Catherine Deneuve
The French actress has been a sensual star since the 1960s

She’s a classic French beauty who always seems to be harboring a dark secret. That is the essence of Catherine Deneuve. As French director Andre Téchiné, who has worked with Deneuve on seven films, put it, “Catherine has a hidden side, like a Hitchcock actor, like Cary Grant. We never know what she’s thinking. That’s the mystery of her greatness, and her eroticism.”
Famed surrealist filmmaker Luis Buñuel showcased Deneuve’s eroticism in the 1967 film Belle de Jour—in which Deneuve plays a Parisian housewife who finally gets to live out her sadomasochistic fantasies as a prostitute at an upscale brothel. Deneuve’s performance in Belle—both in the fantasy sequences when she’s being whipped, raped and pelted with mud as well as in the whorehouse bed—radiates lust, titillation and orgasmic satisfaction. Her character also has an ongoing flirtation with the brothel’s madame, which marks the beginning of Deneuve’s status as an icon within the lesbian community, capped off by her tryst with Susan Sarandon in the 1983 vampire movie, The Hunger.

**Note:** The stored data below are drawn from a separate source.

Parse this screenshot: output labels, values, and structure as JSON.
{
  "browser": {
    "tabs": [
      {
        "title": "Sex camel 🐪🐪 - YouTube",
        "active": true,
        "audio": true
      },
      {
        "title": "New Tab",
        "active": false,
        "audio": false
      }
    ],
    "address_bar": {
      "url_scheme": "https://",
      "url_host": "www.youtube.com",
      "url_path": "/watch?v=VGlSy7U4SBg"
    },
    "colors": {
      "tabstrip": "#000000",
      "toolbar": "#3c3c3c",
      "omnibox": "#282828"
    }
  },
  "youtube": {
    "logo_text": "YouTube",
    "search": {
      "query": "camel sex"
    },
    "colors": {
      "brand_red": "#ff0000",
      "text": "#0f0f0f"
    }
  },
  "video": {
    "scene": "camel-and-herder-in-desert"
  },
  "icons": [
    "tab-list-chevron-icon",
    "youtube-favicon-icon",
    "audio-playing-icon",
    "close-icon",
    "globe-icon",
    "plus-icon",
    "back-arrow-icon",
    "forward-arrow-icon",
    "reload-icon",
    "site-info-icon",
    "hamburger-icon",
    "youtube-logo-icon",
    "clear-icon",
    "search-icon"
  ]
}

Deneuve’s innate sensuousness became her hallmark in films like Roman Polanski’s Repulsion and Jacques Demy’s The Umbrellas of Cherbourg. “Being an actress is a very physical thing. If I didn’t look the way I looked, I would never have started in films,” said Deneuve, who maintains that she’s always made a personal connection to even her most sexually risqué roles. “I’m always myself, at the core of the character. It’s a separate reality, but it’s never disconnected from me.”
Her alluring mystique also transcended film. She was a muse to fashion legend Yves Saint Laurent and became the face of L’Oréal and Chanel No. 5 perfume, thus securing her place in history—as The New York Times once put it—as “the seductress of her generation.”